Nolan, who was given a prognosis of eight months after his chronic lymphocytic leukemia morphed into Richter's Transformation, is going on year two. Nolan receives a immune therapy infusion approximately every three weeks, which is keeping the aggressive form of non-Hodgkin lymphoma at bay.

He spoke after the survivor's and caregivers' relay laps about his treatment, his life and encouraged others to eliminate cancer-causing practices in their lives like smoking.

"I want to acknowledge two people who have encouraged me to tell my story. One, of course, is Doris Schutte and the other will be Bill Reid," Nolan said.

There is no answer to why older men are now being affected by cancer diagnoses from those who served during the Vietnam War, he said. When his doctors started sending blood work testing to labs in Virginia when he was going through leukemia treatments, Nolan said he thought the diagnosis was not going to be good.

"I'm really pleased I went with the [Veterans Administration]. I can't say enough good about the VA," he said.

Nolan was in Vietnam when Agent Orange was used as a scorched earth tactic to remove vegetation. Nolan drove trucks that transported Agent Orange and said that anyone who was near it could have been affected by it.
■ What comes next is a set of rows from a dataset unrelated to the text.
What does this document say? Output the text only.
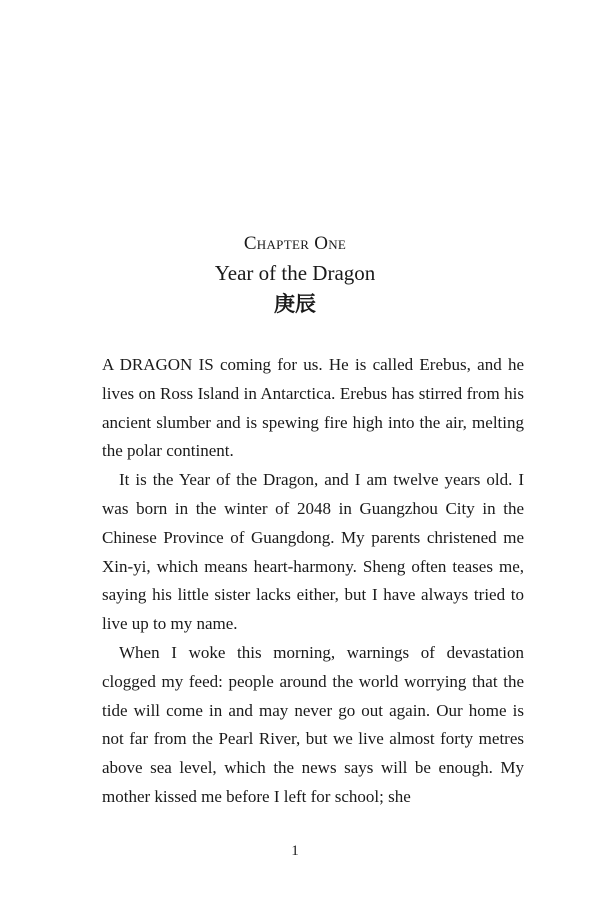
Chapter One
Year of the Dragon
庚辰

A DRAGON IS coming for us. He is called Erebus, and he lives on Ross Island in Antarctica. Erebus has stirred from his ancient slumber and is spewing fire high into the air, melting the polar continent.

It is the Year of the Dragon, and I am twelve years old. I was born in the winter of 2048 in Guangzhou City in the Chinese Province of Guangdong. My parents christened me Xin-yi, which means heart-harmony. Sheng often teases me, saying his little sister lacks either, but I have always tried to live up to my name.

When I woke this morning, warnings of devastation clogged my feed: people around the world worrying that the tide will come in and may never go out again. Our home is not far from the Pearl River, but we live almost forty metres above sea level, which the news says will be enough. My mother kissed me before I left for school; she

1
"When you're 19 years old and they fly over you with a plane and it squirts stuff all over you, you don't think anything of it. You think you're going to live forever when you're 19, anyway," Nolan said about his time in Vietnam.

He is pleased to be considered a fighter, he said. He credits God, the VA and his doctors for allowing him to fight in the first place. "My real heroes are the people here today that have each one of these tents that want to knock this disease down,” he said. “It's time to knock it down, stomp on it and kick its butt, because we've put up with it long enough.”